Still another frequent charge is that only the rich can afford a wilderness experience. That, to use the vernacular of slang, is pure poppycock. Even these deluxe wilderness trail rides sponsored by the American Forestry Association, the Wilderness Society, and others with everything furnished, except one's bedroll, including horses, saddles, sleeping tents, food, cooks, pack outfit, packers, wranglers, guide, and a medical officer cost only $20 to $22 per day.

My hotel bill here in Washington is running more than that, and I'm not furnished a horse either.

But there are cheaper ways. A day's hike in from road's end costs nothing. Back-pack for a few days, as many do, for $1 to $1.50 per day; hikers with horse transported camp outfit $3 to $4 per person per day; horseback pack-in trips without service crew, $8 to $10, and with packer-wrangler for $11 to $12 per day. I'd say a wilderness trip is about as cheap a vacation as one can take. Certainly it is the most refreshing and mentally and spiritually satisfying.

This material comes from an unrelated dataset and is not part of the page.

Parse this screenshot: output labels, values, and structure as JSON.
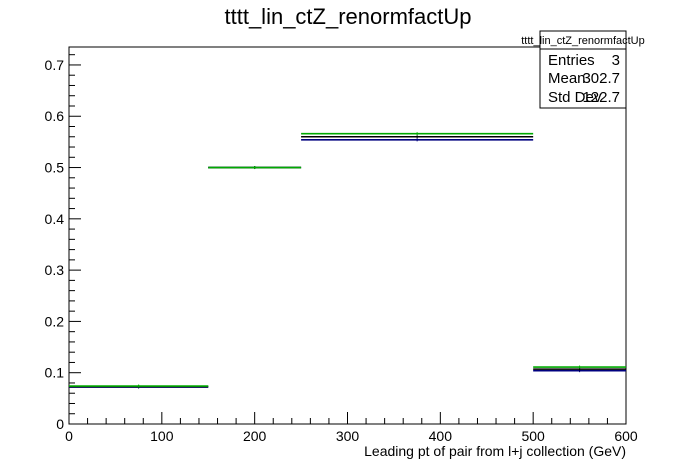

At the Phoenix hearings some opponents of S. 1123, for want of a valid reason to protest, accused the proponents of being a unit of a large communistically inclined group seeking to overthrow the Government. That being diametrically contrary to fact was deeply resented. To his credit Hon. Barry Goldwater ordered all such statements stricken from the record.

Proponents of wilderness preservation are often accused of being selfish. With 92 percent of national forest area available for regulated commercialization, road and dam building, summer homes and developed recreation areas, I ask who is being selfish? Those who now have 92 percent of the national forest area and want the other 8 percent, or those who would preserve 8 percent of it in its majestic, God-given, pristine condition?

Mr. Chairman, it seems to me that every single argument against this streamlined wilderness preservation bill, S. 174, can be successfully refuted, and that there is no valid reason why it should not be passed by the Congress.

It seems to me that in this present-day mad race for an undefined goal we will be held in utter contempt by posterity if we fail to preserve an adequate system of unscarred, untrammeled wilderness areas. Call them wilderness, outdoor museums, or God's sanctuaries.